Sarah has written many words of wisdom over the last few months. For someone who has had to deal with all the ups and downs of a parent showing rapid decline in mental function, it must certainly be a challenge. However, it is a much more difficult experience for those trapped in a constant state of upheaval and uncertainty.
Poor Jane seems to have slipped back a bit over the last few days. She no longer seems to trust me. She is constantly looking for her hubby and feels, at the moment, that this is her house and constantly asks me, “what are you doing here?”. The psychiatric nurses who come in, regularly tell me to try and change the subject, that if I do, she will come round. Her short term memory is so poor that left alone she will have forgotten what she had previously been worrying about. Sounds easy.

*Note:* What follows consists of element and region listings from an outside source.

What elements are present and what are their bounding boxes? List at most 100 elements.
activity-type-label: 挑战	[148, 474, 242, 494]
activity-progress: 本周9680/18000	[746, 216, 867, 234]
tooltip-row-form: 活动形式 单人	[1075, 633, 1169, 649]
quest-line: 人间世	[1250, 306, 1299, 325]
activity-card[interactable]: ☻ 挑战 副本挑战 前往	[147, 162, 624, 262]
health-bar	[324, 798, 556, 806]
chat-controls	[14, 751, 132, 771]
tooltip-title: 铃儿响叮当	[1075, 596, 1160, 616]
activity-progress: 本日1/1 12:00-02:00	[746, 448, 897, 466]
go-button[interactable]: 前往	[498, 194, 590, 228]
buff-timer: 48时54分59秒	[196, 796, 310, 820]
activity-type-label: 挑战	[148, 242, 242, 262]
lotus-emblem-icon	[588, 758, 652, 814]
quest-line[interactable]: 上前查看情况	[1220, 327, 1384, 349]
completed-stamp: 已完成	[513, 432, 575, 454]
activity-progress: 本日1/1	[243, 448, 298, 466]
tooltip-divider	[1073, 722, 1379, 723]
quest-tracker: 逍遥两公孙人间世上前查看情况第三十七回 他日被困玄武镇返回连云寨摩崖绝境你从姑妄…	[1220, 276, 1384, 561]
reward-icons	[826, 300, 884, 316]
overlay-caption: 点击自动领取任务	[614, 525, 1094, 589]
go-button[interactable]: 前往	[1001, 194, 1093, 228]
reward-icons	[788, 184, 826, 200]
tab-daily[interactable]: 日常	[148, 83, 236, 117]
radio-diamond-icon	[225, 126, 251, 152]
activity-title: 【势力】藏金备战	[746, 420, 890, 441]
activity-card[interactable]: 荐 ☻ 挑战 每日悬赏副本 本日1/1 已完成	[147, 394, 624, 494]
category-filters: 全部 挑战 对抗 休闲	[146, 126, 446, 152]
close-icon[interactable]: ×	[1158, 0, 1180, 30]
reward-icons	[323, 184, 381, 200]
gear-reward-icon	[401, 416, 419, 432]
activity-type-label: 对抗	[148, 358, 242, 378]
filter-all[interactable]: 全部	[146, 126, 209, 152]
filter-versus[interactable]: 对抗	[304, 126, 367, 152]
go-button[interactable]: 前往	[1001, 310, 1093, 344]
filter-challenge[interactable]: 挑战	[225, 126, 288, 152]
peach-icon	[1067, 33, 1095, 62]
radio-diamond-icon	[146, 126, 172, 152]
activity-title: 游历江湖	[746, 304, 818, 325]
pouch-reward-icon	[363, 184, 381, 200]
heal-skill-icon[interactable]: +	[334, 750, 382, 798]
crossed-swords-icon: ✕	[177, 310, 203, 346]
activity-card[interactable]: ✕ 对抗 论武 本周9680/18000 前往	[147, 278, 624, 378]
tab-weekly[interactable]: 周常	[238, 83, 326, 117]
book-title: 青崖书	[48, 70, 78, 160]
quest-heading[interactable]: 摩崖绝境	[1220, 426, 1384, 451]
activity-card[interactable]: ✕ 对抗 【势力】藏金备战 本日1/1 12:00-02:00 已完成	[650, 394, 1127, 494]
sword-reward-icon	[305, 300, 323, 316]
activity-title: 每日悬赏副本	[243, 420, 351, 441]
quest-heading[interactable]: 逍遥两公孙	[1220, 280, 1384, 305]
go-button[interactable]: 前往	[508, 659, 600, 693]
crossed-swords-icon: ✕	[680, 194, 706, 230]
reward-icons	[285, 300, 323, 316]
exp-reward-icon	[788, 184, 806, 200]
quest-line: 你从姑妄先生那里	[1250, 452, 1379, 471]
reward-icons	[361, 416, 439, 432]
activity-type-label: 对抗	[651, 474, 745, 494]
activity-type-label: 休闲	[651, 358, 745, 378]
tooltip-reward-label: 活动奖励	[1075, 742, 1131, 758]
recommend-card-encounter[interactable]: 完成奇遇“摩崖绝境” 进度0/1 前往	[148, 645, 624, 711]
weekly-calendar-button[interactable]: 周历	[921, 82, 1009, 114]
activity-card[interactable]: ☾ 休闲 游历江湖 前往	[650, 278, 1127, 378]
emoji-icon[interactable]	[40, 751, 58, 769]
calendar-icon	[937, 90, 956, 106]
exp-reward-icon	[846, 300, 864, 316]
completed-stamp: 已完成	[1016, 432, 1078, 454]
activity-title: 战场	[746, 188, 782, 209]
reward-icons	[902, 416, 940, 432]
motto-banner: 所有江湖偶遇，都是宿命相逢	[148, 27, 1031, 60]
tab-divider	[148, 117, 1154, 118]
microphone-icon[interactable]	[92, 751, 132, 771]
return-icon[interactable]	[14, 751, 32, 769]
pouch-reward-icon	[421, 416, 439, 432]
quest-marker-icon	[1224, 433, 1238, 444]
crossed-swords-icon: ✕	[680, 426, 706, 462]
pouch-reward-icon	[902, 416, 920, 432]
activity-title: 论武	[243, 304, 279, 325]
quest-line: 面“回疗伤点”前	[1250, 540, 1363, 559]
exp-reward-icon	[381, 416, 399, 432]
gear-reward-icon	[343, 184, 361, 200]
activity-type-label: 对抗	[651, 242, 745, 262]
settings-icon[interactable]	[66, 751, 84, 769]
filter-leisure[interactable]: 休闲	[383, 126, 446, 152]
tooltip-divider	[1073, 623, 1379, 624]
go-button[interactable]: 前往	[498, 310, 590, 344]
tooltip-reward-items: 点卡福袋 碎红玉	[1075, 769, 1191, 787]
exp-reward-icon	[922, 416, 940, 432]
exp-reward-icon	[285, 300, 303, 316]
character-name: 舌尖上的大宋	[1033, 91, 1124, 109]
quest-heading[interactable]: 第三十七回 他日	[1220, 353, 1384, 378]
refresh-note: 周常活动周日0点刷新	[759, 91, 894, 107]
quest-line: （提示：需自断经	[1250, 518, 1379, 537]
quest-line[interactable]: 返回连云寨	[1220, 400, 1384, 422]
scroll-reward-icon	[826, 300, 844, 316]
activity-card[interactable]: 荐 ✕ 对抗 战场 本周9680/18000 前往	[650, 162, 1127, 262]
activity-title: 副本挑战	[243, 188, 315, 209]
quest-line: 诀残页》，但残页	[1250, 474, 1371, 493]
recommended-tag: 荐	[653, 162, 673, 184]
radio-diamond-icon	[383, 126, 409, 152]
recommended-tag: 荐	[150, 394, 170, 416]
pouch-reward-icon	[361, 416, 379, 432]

I find it very difficult to stop her from going out “to get some fresh air”, as she is constantly telling me not to follow her. It’s really the unpredictability of the illness that baffles me. Haircut day, and I’m dropping Jane off at the local hairdressers and on entering the car going into one of the back seats she asks “well, isn’t Stephen coming with us?” How do you respond to a question like that?
Maggie has had a haircut too and she looks just fab – a real little schnauzer pup. My treat was a trip to Tesco to fill up the shelves and fridge. A phone call to the shop on my return – yes she’s absolutely fine, about another half an hour. Will I pick her up as a friend of sorts, or perhaps her lost Stephen? I don’t know. I never know. I cannot tell what she will be thinking. On arrival, I find that, yes, she’s unfortunately very much the same – rather confused and a bit upset with me – but her hair is very nice!
This condition is not only strange but curiously quite incomprehensible, as after a superb
Tesco curry (or not) Jane seemed to improve and even apologised for being so horrible to me. She is settled after her nightly visit from Andrea one of the home care team and is sitting in her cosy dressing gown watching “Death in Paradise”.
I think there is a bit of paradise here from time to time you know, which makes me smile and gives me a belief that there may be more to come. Hopefully.